Newcastle denied media reports that it fired manager Kevin Keegan and said it wants him to remain at the Premier League soccer club.
Keegan, in his second spell in charge of the northeast England team, "raised a number of issues" during talks Monday and Tuesday, Newcastle said in a statement without disclosing details. There's been U.K. media speculation he disagreed with the club hierarchy over player-transfer policy.
While Newcastle said it wants him to stay, it did not expressly say he will remain. Asked whether Keegan will continue, Newcastle spokesman Mark Hannen said he could not make any comment beyond the contents of the statement.
"The club wants to keep progressing with its long-term strategy and would like to stress that Kevin is extremely important, both now and in the future," Newcastle said. "For the avoidance of doubt, the club has not sacked Kevin Keegan as manager."
The team added that it "wants him to continue to play an instrumental role as manager." Keegan wanted to strengthen his squad, yet was told that anyone could be sold at the right price, the Daily Mail reported today. It said his loyalty to Joey Barton was another sticking point with owner Mike Ashley, who wants to get rid of the player who recently was released from prison.
Keegan was also unhappy when Newcastle sold winger James Milner, a regular in the team, to Aston Villa last week after he handed in a transfer request, the Daily Mail reported.
Newcastle yesterday added Spain Under-21 striker Xisco and acquired Uruguayan midfielder Ignacio Gonzalez on loan to add to the arrivals of Argentine players Jonas Gutierrez and Fabricio Coloccini, and Liverpool midfielder Danny Guthrie.
Keegan returned to Newcastle as coach in January11 1/2 years after leading the club to runner-up spot in the Premier League. The 57-year-old, who had been without a coaching role since leaving Manchester City in March 2005, replaced Sam Allardyce, who was fired after less than eight months in charge.
Keegan was hailed by the club at the time as "King Kev" but has struggled to revive one of the best-supported clubs in England, which last won a major trophy in 1969. Newcastle finished 12th in the Premier League last season and stands 11th in the current campaign, with four points from three games.
City delivers on promise
Manchester City's new owner Monday promised to bring the best players to the Premier League soccer club. Within hours, Brazil's Robinho signed for what may be the highest fee in U.K. soccer history.
"This is a real statement of intent as to the ambitions of Manchester City," team manager Mark Hughes said on City's Web site. "To compete with the best teams in the Premier League we have to be in the market for players of this caliber."

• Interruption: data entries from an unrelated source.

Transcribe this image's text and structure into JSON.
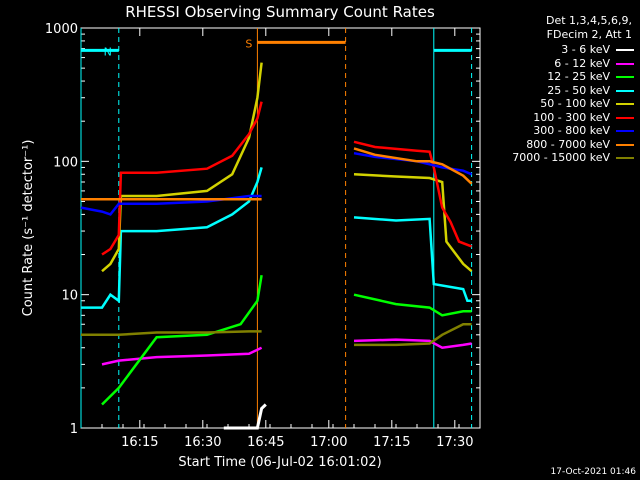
{
  "chart_data": {
    "type": "line",
    "title": "RHESSI Observing Summary Count Rates",
    "xlabel": "Start Time (06-Jul-02 16:01:02)",
    "ylabel": "Count Rate (s⁻¹ detector⁻¹)",
    "y_scale": "log",
    "ylim": [
      1,
      1000
    ],
    "xlim_minutes": [
      0,
      95
    ],
    "x_ticks": [
      {
        "minute": 14,
        "label": "16:15"
      },
      {
        "minute": 29,
        "label": "16:30"
      },
      {
        "minute": 44,
        "label": "16:45"
      },
      {
        "minute": 59,
        "label": "17:00"
      },
      {
        "minute": 74,
        "label": "17:15"
      },
      {
        "minute": 89,
        "label": "17:30"
      }
    ],
    "y_ticks": [
      {
        "value": 1,
        "label": "1"
      },
      {
        "value": 10,
        "label": "10"
      },
      {
        "value": 100,
        "label": "100"
      },
      {
        "value": 1000,
        "label": "1000"
      }
    ],
    "markers": [
      {
        "label": "N",
        "color": "#00ffff",
        "x_start": 0,
        "x_end": 9,
        "level": 680
      },
      {
        "label": "S",
        "color": "#ff8000",
        "x_start": 42,
        "x_end": 63,
        "level": 780
      },
      {
        "label": "",
        "color": "#00ffff",
        "x_start": 84,
        "x_end": 93,
        "level": 680
      }
    ],
    "segments_gap": {
      "from": 44,
      "to": 64
    },
    "series": [
      {
        "name": "3 - 6 keV",
        "color": "#ffffff",
        "values": [
          [
            34,
            1
          ],
          [
            42,
            1
          ],
          [
            43,
            1.4
          ],
          [
            44,
            1.5
          ]
        ]
      },
      {
        "name": "6 - 12 keV",
        "color": "#ff00ff",
        "values": [
          [
            5,
            3
          ],
          [
            9,
            3.2
          ],
          [
            18,
            3.4
          ],
          [
            30,
            3.5
          ],
          [
            40,
            3.6
          ],
          [
            43,
            4
          ],
          [
            65,
            4.5
          ],
          [
            75,
            4.6
          ],
          [
            83,
            4.5
          ],
          [
            86,
            4
          ],
          [
            91,
            4.2
          ],
          [
            93,
            4.3
          ]
        ]
      },
      {
        "name": "12 - 25 keV",
        "color": "#00ff00",
        "values": [
          [
            5,
            1.5
          ],
          [
            9,
            2
          ],
          [
            18,
            4.8
          ],
          [
            30,
            5
          ],
          [
            38,
            6
          ],
          [
            42,
            9
          ],
          [
            43,
            14
          ],
          [
            65,
            10
          ],
          [
            75,
            8.5
          ],
          [
            83,
            8
          ],
          [
            86,
            7
          ],
          [
            91,
            7.5
          ],
          [
            93,
            7.5
          ]
        ]
      },
      {
        "name": "25 - 50 keV",
        "color": "#00ffff",
        "values": [
          [
            0,
            8
          ],
          [
            5,
            8
          ],
          [
            7,
            10
          ],
          [
            9,
            9
          ],
          [
            9.5,
            30
          ],
          [
            18,
            30
          ],
          [
            30,
            32
          ],
          [
            36,
            40
          ],
          [
            40,
            50
          ],
          [
            42,
            70
          ],
          [
            43,
            90
          ],
          [
            65,
            38
          ],
          [
            75,
            36
          ],
          [
            83,
            37
          ],
          [
            84,
            12
          ],
          [
            91,
            11
          ],
          [
            92,
            9
          ],
          [
            93,
            9
          ]
        ]
      },
      {
        "name": "50 - 100 keV",
        "color": "#d2d200",
        "values": [
          [
            5,
            15
          ],
          [
            7,
            17
          ],
          [
            9,
            22
          ],
          [
            9.5,
            55
          ],
          [
            18,
            55
          ],
          [
            30,
            60
          ],
          [
            36,
            80
          ],
          [
            40,
            150
          ],
          [
            42,
            300
          ],
          [
            43,
            550
          ],
          [
            65,
            80
          ],
          [
            75,
            77
          ],
          [
            83,
            75
          ],
          [
            86,
            70
          ],
          [
            87,
            25
          ],
          [
            91,
            17
          ],
          [
            93,
            15
          ]
        ]
      },
      {
        "name": "100 - 300 keV",
        "color": "#ff0000",
        "values": [
          [
            5,
            20
          ],
          [
            7,
            22
          ],
          [
            9,
            28
          ],
          [
            9.5,
            82
          ],
          [
            18,
            82
          ],
          [
            30,
            88
          ],
          [
            36,
            110
          ],
          [
            40,
            160
          ],
          [
            42,
            210
          ],
          [
            43,
            280
          ],
          [
            65,
            140
          ],
          [
            70,
            128
          ],
          [
            80,
            120
          ],
          [
            83,
            118
          ],
          [
            84,
            90
          ],
          [
            86,
            45
          ],
          [
            88,
            35
          ],
          [
            90,
            25
          ],
          [
            93,
            23
          ]
        ]
      },
      {
        "name": "300 - 800 keV",
        "color": "#0000ff",
        "values": [
          [
            0,
            45
          ],
          [
            5,
            42
          ],
          [
            7,
            40
          ],
          [
            9,
            48
          ],
          [
            18,
            48
          ],
          [
            30,
            50
          ],
          [
            40,
            55
          ],
          [
            43,
            55
          ],
          [
            65,
            115
          ],
          [
            70,
            108
          ],
          [
            80,
            100
          ],
          [
            83,
            95
          ],
          [
            86,
            90
          ],
          [
            91,
            85
          ],
          [
            93,
            80
          ]
        ]
      },
      {
        "name": "800 - 7000 keV",
        "color": "#ff8000",
        "values": [
          [
            0,
            52
          ],
          [
            5,
            52
          ],
          [
            9,
            52
          ],
          [
            18,
            52
          ],
          [
            30,
            52
          ],
          [
            40,
            52
          ],
          [
            43,
            52
          ],
          [
            65,
            125
          ],
          [
            70,
            112
          ],
          [
            80,
            100
          ],
          [
            83,
            100
          ],
          [
            86,
            95
          ],
          [
            91,
            78
          ],
          [
            93,
            68
          ]
        ]
      },
      {
        "name": "7000 - 15000 keV",
        "color": "#808000",
        "values": [
          [
            0,
            5
          ],
          [
            9,
            5
          ],
          [
            18,
            5.2
          ],
          [
            30,
            5.2
          ],
          [
            40,
            5.3
          ],
          [
            43,
            5.3
          ],
          [
            65,
            4.2
          ],
          [
            75,
            4.2
          ],
          [
            83,
            4.3
          ],
          [
            86,
            5
          ],
          [
            91,
            6
          ],
          [
            93,
            6
          ]
        ]
      }
    ]
  },
  "legend_header": {
    "line1": "Det 1,3,4,5,6,9,",
    "line2": "FDecim 2, Att 1"
  },
  "timestamp": "17-Oct-2021 01:46"
}
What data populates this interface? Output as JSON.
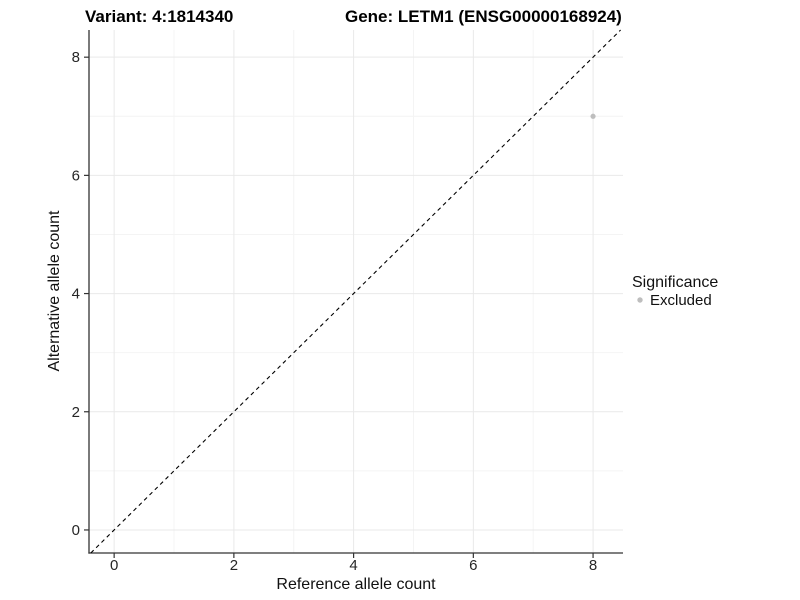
{
  "figure": {
    "title_variant": "Variant: 4:1814340",
    "title_gene": "Gene: LETM1 (ENSG00000168924)"
  },
  "axes": {
    "x_label": "Reference allele count",
    "y_label": "Alternative allele count"
  },
  "legend": {
    "title": "Significance",
    "items": [
      {
        "label": "Excluded",
        "color": "#bebebe"
      }
    ]
  },
  "chart_data": {
    "type": "scatter",
    "titles": [
      "Variant: 4:1814340",
      "Gene: LETM1 (ENSG00000168924)"
    ],
    "xlabel": "Reference allele count",
    "ylabel": "Alternative allele count",
    "xlim": [
      -0.42,
      8.5
    ],
    "ylim": [
      -0.39,
      8.46
    ],
    "xticks": [
      0,
      2,
      4,
      6,
      8
    ],
    "yticks": [
      0,
      2,
      4,
      6,
      8
    ],
    "minor_xticks": [
      1,
      3,
      5,
      7
    ],
    "minor_yticks": [
      1,
      3,
      5,
      7
    ],
    "grid": "major+minor",
    "legend_position": "right",
    "series": [
      {
        "name": "Excluded",
        "color": "#bebebe",
        "marker": "circle",
        "points": [
          {
            "x": 8,
            "y": 7
          }
        ]
      }
    ],
    "reference_line": {
      "type": "identity y=x",
      "style": "dashed",
      "color": "#000000",
      "from": -0.39,
      "to": 8.46
    },
    "colors": {
      "background": "#ffffff",
      "axis": "#333333",
      "grid_major": "#e9e9e9",
      "grid_minor": "#f4f4f4",
      "tick_text": "#262626"
    }
  }
}
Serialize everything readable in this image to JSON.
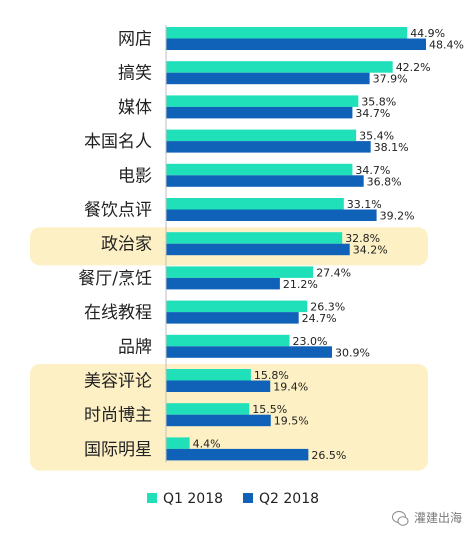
{
  "chart_data": {
    "type": "bar",
    "orientation": "horizontal",
    "categories": [
      "网店",
      "搞笑",
      "媒体",
      "本国名人",
      "电影",
      "餐饮点评",
      "政治家",
      "餐厅/烹饪",
      "在线教程",
      "品牌",
      "美容评论",
      "时尚博主",
      "国际明星"
    ],
    "series": [
      {
        "name": "Q1 2018",
        "color": "#1fe0b8",
        "values": [
          44.9,
          42.2,
          35.8,
          35.4,
          34.7,
          33.1,
          32.8,
          27.4,
          26.3,
          23.0,
          15.8,
          15.5,
          4.4
        ],
        "labels": [
          "44.9%",
          "42.2%",
          "35.8%",
          "35.4%",
          "34.7%",
          "33.1%",
          "32.8%",
          "27.4%",
          "26.3%",
          "23.0%",
          "15.8%",
          "15.5%",
          "4.4%"
        ]
      },
      {
        "name": "Q2 2018",
        "color": "#0f62b8",
        "values": [
          48.4,
          37.9,
          34.7,
          38.1,
          36.8,
          39.2,
          34.2,
          21.2,
          24.7,
          30.9,
          19.4,
          19.5,
          26.5
        ],
        "labels": [
          "48.4%",
          "37.9%",
          "34.7%",
          "38.1%",
          "36.8%",
          "39.2%",
          "34.2%",
          "21.2%",
          "24.7%",
          "30.9%",
          "19.4%",
          "19.5%",
          "26.5%"
        ]
      }
    ],
    "xlim": [
      0,
      50
    ],
    "grid": false,
    "legend_position": "bottom",
    "highlight_groups": [
      {
        "categories": [
          "政治家"
        ],
        "color": "#fdf0c4"
      },
      {
        "categories": [
          "美容评论",
          "时尚博主",
          "国际明星"
        ],
        "color": "#fdf0c4"
      }
    ]
  },
  "watermark": {
    "text": "灌建出海"
  }
}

City, which last won a major soccer trophy in 1976, completed the acquisition from Real Madrid with minutes to spare before the deadline for transfers. In doing so, new owner Abu Dhabi United Group for Development and Investment usurped Chelsea's bid for the forward and overshadowed Dimitar Berbatov's move to crosstown rival Manchester United.
City agreed to pay Madrid 42 million euros ($61.2 million) for Robinho, who will receive 6 million euros a year after tax, according to Sky Sports. Real didn't initially disclose the fee.
The deal was sealed hours after Thaksin Shinawatra agreed to sell the team to the Abu Dhabi investment company. It also came a day after Robinho, 24, held a press conference stating his desire to join Chelsea, the runner-up to Manchester United in the Premier League and Europe's Champions League last season.
Gustav wreaks havoc
The World Cup qualifying match between Jamaica and Mexico scheduled for Saturday has been moved because of damage caused in the Caribbean by Hurricane Gustav, FIFA said Tuesday.
The two countries will play at Azteca Stadium in Mexico City instead of the Jamaican capital of Kingston.
The return match scheduled for Oct. 11 in Mexico City will now be played at Jamaica's National Stadium.
Jamaica and Mexico are drawn with Canada and Honduras in Group 2 of the third stage of CONCACAF qualifying for the 2010 World Cup in South Africa. The winner and runner-up in each group will go forward to the fourth stage.
A soccer riot in Italy
Government and sports officials reacted with outrage Monday after the opening weekend of the Italian soccer season was marred by Napoli fans rioting on a train to Rome.
A group of several hundred Napoli supporters launched firecrackers, broke windows, slashed seats open and caused $730,000 worth of damage to the train Sunday, Italian media reported. Rome's transport agency said some of its buses were also vandalized, causing $88,000 in damage.
At least four railway workers were injured, reports said, and more violence erupted when the train reached Rome for the AS Roma-Napoli game, which ended 1-1. Rome police reported five arrests near the stadium.
Italian soccer federation president Giancarlo Abete called for serious measures "against these delinquents who ruin the image of soccer on a national and international level. ... Soccer is not represented by these people."
Napoli fans may be barred from away games for the rest of the season.